Credo che si possa votare sì oppure no oppure non votare e ci siano buoni motivi per ciascuna di queste scelte. La legge elettorale vigente infatti è giustamente chiamata porcellum e con il “no” resterebbe confermata e quasi intoccabile; il sistema che nascerebbe dal “sì” non sarebbe molto diverso; creerebbe forse maggioranze più stabili ma istituzioni assai meno rappresentative della totalità dei cittadini. A occhio direi che meglio sarebbe evitare che si raggiunga il quorum non andando a votare e riaffermando in tutti i modi possibili (ma quali?) che nel nostro Paese bisogna rifondare la democrazia. la quale non è assolutamente un pallottoliere per stabilire (salvo errori!) quale confusa aggregazione ha un voto di più, e dunque comanda per cinque o cinquant’anni. La democrazia è la piazza di una città dove tutti sono presenti e portano la loro voce; dove si discute e si spera che prevalgano le idee migliori. Per decidere quali sono migliori non c’è criterio migliore che quello della maggioranza perché gli uomini sono intelligenti e liberi ed hanno pari dignità e quindi è probabile che la maggioranza scelga la cosa migliore. Però bisogna che i cittadini sappiano di che cosa bisogna decidere; siano informati dai media, possano dialogare ed anche cambiare idea. Inoltre su alcuni temi può esserci una maggioranza, su altri un’altra.
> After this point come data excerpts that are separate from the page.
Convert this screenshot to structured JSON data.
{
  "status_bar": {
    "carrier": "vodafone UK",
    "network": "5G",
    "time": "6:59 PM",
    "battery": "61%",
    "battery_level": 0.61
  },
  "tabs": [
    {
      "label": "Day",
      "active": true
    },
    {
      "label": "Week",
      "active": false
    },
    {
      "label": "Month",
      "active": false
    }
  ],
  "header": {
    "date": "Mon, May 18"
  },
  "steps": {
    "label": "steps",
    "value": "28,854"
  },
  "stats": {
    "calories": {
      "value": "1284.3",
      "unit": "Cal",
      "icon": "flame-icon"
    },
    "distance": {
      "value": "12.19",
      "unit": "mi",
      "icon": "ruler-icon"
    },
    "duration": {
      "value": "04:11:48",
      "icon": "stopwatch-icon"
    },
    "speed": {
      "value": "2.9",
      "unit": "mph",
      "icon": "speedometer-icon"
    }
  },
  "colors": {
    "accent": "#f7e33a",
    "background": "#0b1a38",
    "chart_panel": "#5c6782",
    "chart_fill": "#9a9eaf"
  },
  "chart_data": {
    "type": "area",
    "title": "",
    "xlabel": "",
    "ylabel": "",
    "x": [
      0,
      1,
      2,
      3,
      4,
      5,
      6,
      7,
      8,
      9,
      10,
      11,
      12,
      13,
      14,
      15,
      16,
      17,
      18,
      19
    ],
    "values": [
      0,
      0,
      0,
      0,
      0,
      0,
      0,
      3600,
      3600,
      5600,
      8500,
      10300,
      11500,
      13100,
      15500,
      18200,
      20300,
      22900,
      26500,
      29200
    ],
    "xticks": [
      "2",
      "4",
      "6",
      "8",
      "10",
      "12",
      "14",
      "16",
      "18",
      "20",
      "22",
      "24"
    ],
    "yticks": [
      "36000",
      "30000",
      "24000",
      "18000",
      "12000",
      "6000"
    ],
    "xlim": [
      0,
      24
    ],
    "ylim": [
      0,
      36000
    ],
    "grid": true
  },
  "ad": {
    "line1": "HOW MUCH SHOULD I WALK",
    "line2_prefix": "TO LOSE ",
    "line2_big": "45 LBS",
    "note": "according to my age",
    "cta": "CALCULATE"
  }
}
La delega ai rappresentanti dev’essere molto prudente, controllata, revocabile; e tutti i cittadini devono essere in grado non solo di fare gli arbitri al momento delle elezioni, ma possono partecipare attivamente giorno dopo giorno, esprimersi e condizionare i propri rappresentanti su ogni argomento. Non c’è democrazia accettabile senza una rappresentanza proporzionata (non necessariamente proporzionale). Tutti devono avere voce, anche se la governabilità può essere garantita da procedure e tempi certi. Ma non si può ammettere, nel nome di una governabilità assai più formale che reale, che si crei una dittatura della maggioranza. Né dittatori, né principi, né imperatori.
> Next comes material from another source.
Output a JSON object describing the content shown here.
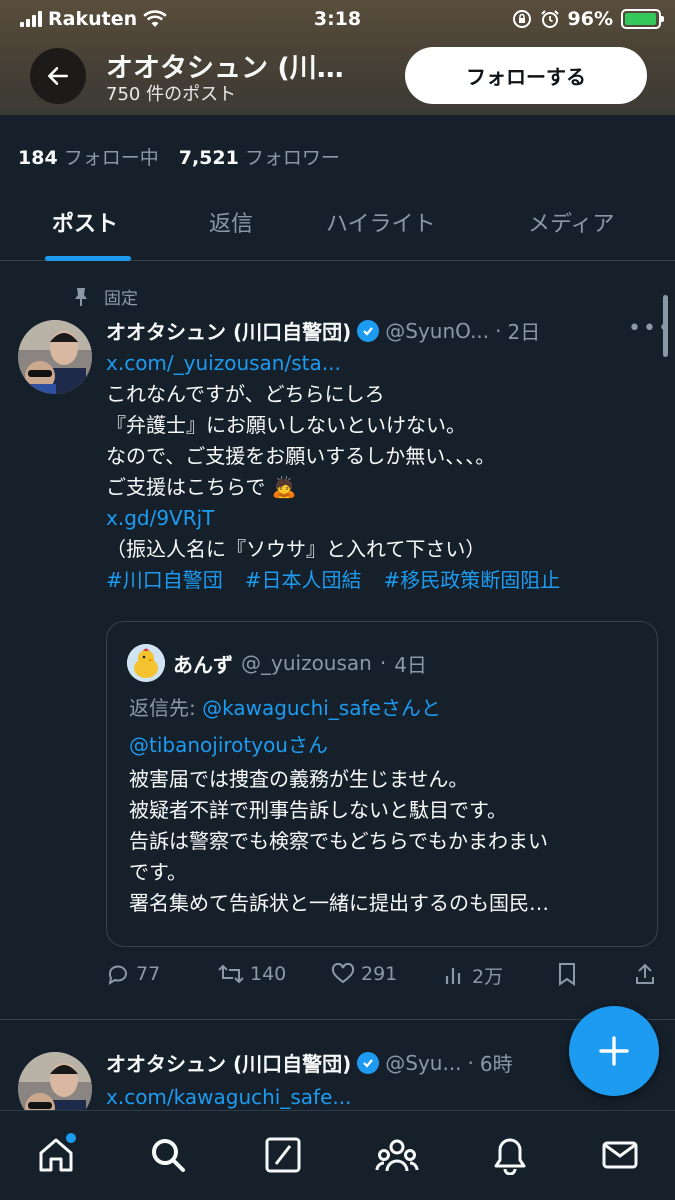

Nel volgere del tempo (oggi cinque anni sono un secolo!) possono accadere crisi, guerre, rivolgimenti che rendono del tutto obsoleta e falsa la “rappresentanza” maggioritaria, tantopiù se essa nascesse, come potrebbe, già con un premio eccessivo. Si pensi al esempio: se vincesse il “Sì” al referendum, il primo partito, magari col 30 o 35 per cento, si ritroverebbe una comoda maggioranza assoluta alle Camere. Un governo potrebbe prendere decisioni irreversibili avendo dietro a sé, in quel momento e su quel tema, magari soltanto una minoranza di un quarto, o meno, dei cittadini. In contesti simili già molti dittatori si sono lanciati in guerre e follie…
E quanto alla governabilità: che senso ha spaccare il Paese in due (o tre) parti frontalmente contrapposte e ostili? Ne verrebbe coesione sociale, continuità di linea economica e politica? Non vediamo già ogni giorno, in tv e per strada, i frutti perversi di questa logica?
Si dicono queste cose, qui ed ora, non per suggerire di votare in un modo o nell’altro; ma per domandarsi insieme “quale democrazia” costruire. E per scongiurare tutte le forze politiche a riprendere in mano, questa estate o questo autunno, le fila di un dialogo orientato a dare all’Italia una cultura e un’etica dignitose; e un sistema elettorale e istituzionale adeguato, a cominciare dalla effettiva democrazia all’interno di ciascun partito. Il tempo c’è. Per fortuna c’è anche l’Europa che oggi attutisce certi pericoli. Ma il problema e i pericoli esistono davvero.